Using XSLT as a validation language

This is the article that lead to Schematron; it was published in a US newletter too. The innovation was validation as transformation; it had a surprising amount of resistance from some SGML-ers.

Francis Norton followed it up in May with an article Generating XSL for Schema Validation suggesting that using an XSLT to convert parts of a conventional schema language into XSLT would be useful.

From that, the next step was "why do a poor job on a conventional language, why not make a schema language entirely to take advantage of XPaths and validation-generation?" and Schematron was born by the end of the year. - Rick Jelliffe

Using XSL as a Validation Language

Rick Jelliffe
Academia Sinica
Taipei, Taiwan

1999-01-24

Abstract

XSL can be used as a validation language. An XSL stylesheet can be used as a validation specification. Because XSL uses a tree-pattern-matching approach, it validates documents against fundamentally different criteria than the content model. This paper gives some examples.

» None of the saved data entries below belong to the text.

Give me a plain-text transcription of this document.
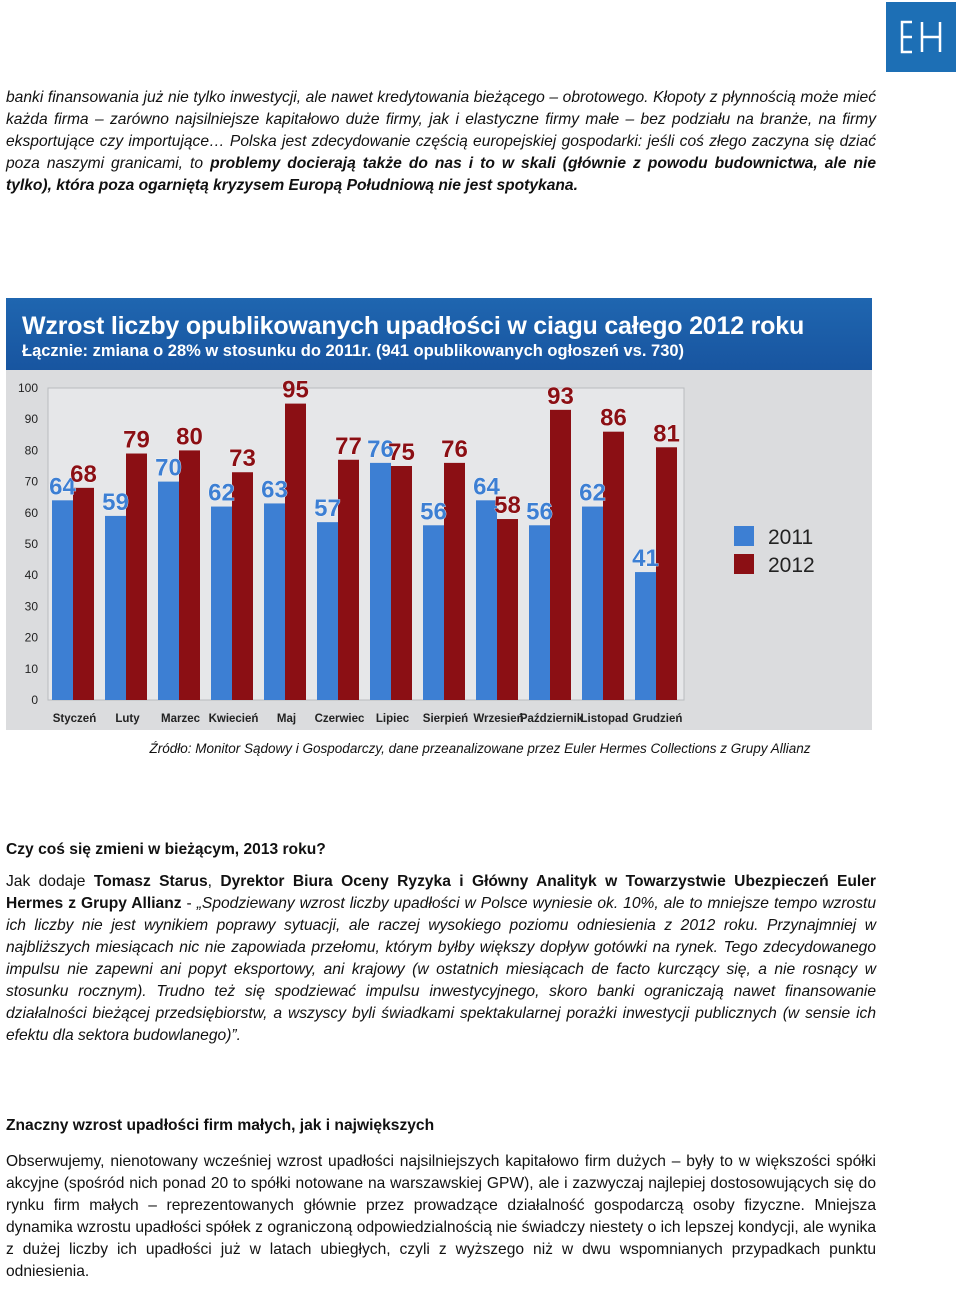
banki finansowania już nie tylko inwestycji, ale nawet kredytowania bieżącego – obrotowego. Kłopoty z płynnością może mieć każda firma – zarówno najsilniejsze kapitałowo duże firmy, jak i elastyczne firmy małe – bez podziału na branże, na firmy eksportujące czy importujące… Polska jest zdecydowanie częścią europejskiej gospodarki: jeśli coś złego zaczyna się dziać poza naszymi granicami, to problemy docierają także do nas i to w skali (głównie z powodu budownictwa, ale nie tylko), która poza ogarniętą kryzysem Europą Południową nie jest spotykana.

Wzrost liczby opublikowanych upadłości w ciagu całego 2012 roku
Łącznie: zmiana o 28% w stosunku do 2011r. (941 opublikowanych ogłoszeń vs. 730)
0
10
20
30
40
50
60
70
80
90
100
Styczeń Luty Marzec Kwiecień Maj Czerwiec Lipiec Sierpień Wrzesień
Październik
Listopad Grudzień
64
68
59
79
70
80
62
73
63
95
57
77 76
75
56
76
64
58 56
93
62
86
41
81
2011
2012
Źródło: Monitor Sądowy i Gospodarczy, dane przeanalizowane przez Euler Hermes Collections z Grupy Allianz

Czy coś się zmieni w bieżącym, 2013 roku?

Jak dodaje Tomasz Starus, Dyrektor Biura Oceny Ryzyka i Główny Analityk w Towarzystwie Ubezpieczeń Euler Hermes z Grupy Allianz - „Spodziewany wzrost liczby upadłości w Polsce wyniesie ok. 10%, ale to mniejsze tempo wzrostu ich liczby nie jest wynikiem poprawy sytuacji, ale raczej wysokiego poziomu odniesienia z 2012 roku. Przynajmniej w najbliższych miesiącach nic nie zapowiada przełomu, którym byłby większy dopływ gotówki na rynek. Tego zdecydowanego impulsu nie zapewni ani popyt eksportowy, ani krajowy (w ostatnich miesiącach de facto kurczący się, a nie rosnący w stosunku rocznym). Trudno też się spodziewać impulsu inwestycyjnego, skoro banki ograniczają nawet finansowanie działalności bieżącej przedsiębiorstw, a wszyscy byli świadkami spektakularnej porażki inwestycji publicznych (w sensie ich efektu dla sektora budowlanego)”.

Znaczny wzrost upadłości firm małych, jak i największych

Obserwujemy, nienotowany wcześniej wzrost upadłości najsilniejszych kapitałowo firm dużych – były to w większości spółki akcyjne (spośród nich ponad 20 to spółki notowane na warszawskiej GPW), ale i zazwyczaj najlepiej dostosowujących się do rynku firm małych – reprezentowanych głównie przez prowadzące działalność gospodarczą osoby fizyczne. Mniejsza dynamika wzrostu upadłości spółek z ograniczoną odpowiedzialnością nie świadczy niestety o ich lepszej kondycji, ale wynika z dużej liczby ich upadłości już w latach ubiegłych, czyli z wyższego niż w dwu wspomnianych przypadkach punktu odniesienia.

XSL can be used on structured documents which do not use markup declarations. And XSL used in consort with XML markup declarations seems a very nice and straight forward approach: two small languages, each good at different things.

What is missing? The current XSL does not have some features which would be desirable (how to report the current line and entity, in particular) for a user-friendly system. Regular expression pattern matching on strings would be very useful. (The main thing missing from this note is a definite way to create the message "This file is valid"; validity is shown by an empty list of validity errors.)

Definitions

A validator is software which examines a structured document (e.g., an XML or HTML document, a WebCGM document) and reports on the conformance of that document's structures against some patterns.

A validation specification are these patterns expressed in some formal way, in particular for use by a program. In object-oriented software engineering terms (refer B. Meyer), a validation specification give the pre- and post-conditions we want to assert about a structured document's structures; it is useful to make such assertions, because it clarifies a programmers tasks and the capabilities and nature of the data. It also can have a valuable role in contractual conformance. In markup terms (refer TEI), a validation specification (such as a DTD) gives a theory about a document's structure.

A validator can be specified with a general purpose language, or a specific validation language. A validation language therefore embodies a theory about which kinds of patterns are common, useful, important, interesting, expected by users, easy to implement, or which have patterns that can not be validated readily by other validators or validation languages. Theories about which patterns are common, useful, etc. are in turn judgements based on particular technologies and usage domains.

Just as with programming languages, the syntax and operation of a validation languages are contraversial. So a validation language also embodies a theory about which syntactic and paradigmatic features are common, useful, important, interesting, expected by users, easy to implement, or which are not available in other validation languages.

A schema is a collection of rules about a document's structures. A schema definition language is not a validation language, but may contain a validation language. A schema definition language may also allow any of the following:

information about data storage, encoding, transmission and notation;
human readable documentation;
information to allow the automatic construction of input front-ends;
information about the meaning of elements, and various linkages to other schemas.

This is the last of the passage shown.